A curb stomp, also called curbing, curb painting, or making someone bite the curb, is a form of grievous assault or attempted murder in which a victim's jaw is forcefully placed on a curb and then stomped from behind, causing severe injuries or death.

== Notable incidents ==
- In July 2002, 16-year-old German Marinus Schöberl was tortured by young neo-Nazis in an abandoned pigsty in Oberuckersee (in the German state of Brandenburg) and was killed after being curb-stomped. The main perpetrator, who was 17 at the time of the killing, was released after serving eight years in prison.
- In 2003, Tacoma, Washington, resident Randall Townsend was murdered by four people. David Nikos Pillatos, Scotty James Butters, and Tristain Lynn Frye beat and kicked Townsend. Kurtis William Monschke curb-stomped Townsend, killing him. Monschke had recently been named head of the Washington chapter of Volksfront. "Prosecutors said the attack was meant to lift Monschke's status in the white supremacist movement and to earn Frye a pair of red shoelaces, with the red signifying the drawing of blood."
- Tristain Lynn Frye was sentenced to 13 years, nine months, for second-degree murder.
- Scotty James Butters and David Nikos Pillatos pled guilty to first-degree murder, accepted a plea agreement and testified against Monschke in exchange for being able to request that their imprisonment be no more than approximately 30 years. In June 2004, the U.S. Supreme Court ruled "a sentence longer than the standard range could not be ordered by a judge without action by a jury, meaning Butters and Pillatos could face no more than 31 years in prison."
- Kurtis William Monschke was convicted of aggravated first-degree murder and sentenced to life in prison without possibility of parole; in 2025, he was resentenced to 37 years and 6 months. His earliest possible date of release is in 2028. The incident has been described as a hate crime.
- On August 26, 2011, Dane Hall was curb stomped in an attack outside a gay bar in Salt Lake City, Utah. He lost six teeth and suffered a broken jaw as a result of the attack.

== Cultural references ==
- The earliest known literary reference of curb-stomping appeared in the 1995 graphic novel Sleepwalk and Other Stories by Adrian Tomine. The collection of stories features ‘Pink Frosting’, a two-page spread about a pedestrian involved in a road-rage incident who is brutally attacked by the driver and forced to perform curb biting before receiving a fatal blow to the back of his head by the driver’s boot.
- In the 1998 film American History X, white power skinhead Derek Vinyard murders Lawrence, a burglar who had tried to steal his truck, by curb-stomping him. The method of killing for both Marinus Schöberl and Randall Townsend appears to have been inspired by this scene.

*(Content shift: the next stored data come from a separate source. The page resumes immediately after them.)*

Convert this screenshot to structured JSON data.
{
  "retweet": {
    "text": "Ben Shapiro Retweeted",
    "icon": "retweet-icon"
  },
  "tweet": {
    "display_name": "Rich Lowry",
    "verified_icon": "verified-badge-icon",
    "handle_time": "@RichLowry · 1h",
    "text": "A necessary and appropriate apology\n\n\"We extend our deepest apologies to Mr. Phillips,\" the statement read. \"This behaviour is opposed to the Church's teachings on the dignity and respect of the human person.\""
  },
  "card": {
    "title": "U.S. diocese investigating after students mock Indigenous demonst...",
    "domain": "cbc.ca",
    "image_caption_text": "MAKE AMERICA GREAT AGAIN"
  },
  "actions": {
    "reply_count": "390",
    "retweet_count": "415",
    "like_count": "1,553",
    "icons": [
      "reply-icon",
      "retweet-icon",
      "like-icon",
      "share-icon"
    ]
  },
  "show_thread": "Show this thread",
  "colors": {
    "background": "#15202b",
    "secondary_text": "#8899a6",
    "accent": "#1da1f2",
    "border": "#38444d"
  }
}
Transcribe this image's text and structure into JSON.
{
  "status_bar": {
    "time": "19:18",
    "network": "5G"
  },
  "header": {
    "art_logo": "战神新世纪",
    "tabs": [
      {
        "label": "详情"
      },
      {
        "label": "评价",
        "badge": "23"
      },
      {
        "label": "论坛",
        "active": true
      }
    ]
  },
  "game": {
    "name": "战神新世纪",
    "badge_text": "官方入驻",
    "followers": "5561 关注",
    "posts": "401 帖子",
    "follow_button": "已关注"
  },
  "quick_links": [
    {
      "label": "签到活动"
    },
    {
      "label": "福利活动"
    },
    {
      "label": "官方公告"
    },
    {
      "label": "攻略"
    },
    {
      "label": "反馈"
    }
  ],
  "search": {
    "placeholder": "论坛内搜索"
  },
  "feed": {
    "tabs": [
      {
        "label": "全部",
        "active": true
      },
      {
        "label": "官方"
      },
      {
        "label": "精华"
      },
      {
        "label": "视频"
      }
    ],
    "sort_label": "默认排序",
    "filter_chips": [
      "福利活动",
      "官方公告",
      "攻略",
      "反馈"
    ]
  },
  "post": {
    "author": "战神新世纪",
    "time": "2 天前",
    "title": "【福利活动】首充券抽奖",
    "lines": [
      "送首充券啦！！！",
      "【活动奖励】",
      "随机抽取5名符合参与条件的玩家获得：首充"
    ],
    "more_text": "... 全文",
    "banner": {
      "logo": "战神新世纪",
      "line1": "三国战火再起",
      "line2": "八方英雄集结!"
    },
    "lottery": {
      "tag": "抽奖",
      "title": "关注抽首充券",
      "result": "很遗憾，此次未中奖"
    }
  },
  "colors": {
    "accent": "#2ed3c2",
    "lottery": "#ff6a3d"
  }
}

- In the 2007 The Sopranos episode "The Second Coming", New Jersey mafia boss Tony Soprano curb-stomps New York mobster Salvatore "Coco" Cogliano on a step inside Coco's restaurant for making lewd comments to his daughter.

- WWE professional wrestler Seth Rollins uses a curb stomp as his finishing move. Rollins said that he stopped using the move between 2015 and 2018 as "from a PR standpoint ... it was too perceptually violent ... I never hurt anyone with it. It was just something we didn't want kids trying on each other". On the January 15, 2018, edition of Monday Night Raw, Rollins brought the move back, now referred to simply as a "stomp".

- In the 2017 film Brawl in Cell Block 99, an assault resembling a curb stomp takes place.

- In the 2017 film Leatherface, a main character murders another with a curb stomp.

- The JPEGMAFIA album Veteran contains a song called "Curb Stomp".
- In the 2021 film Willy's Wonderland, The Janitor (played by Nicolas Cage) curb stomps a sentient and murderous animatronic gorilla named Gus against a urinal, after the animatronic tried to kill him.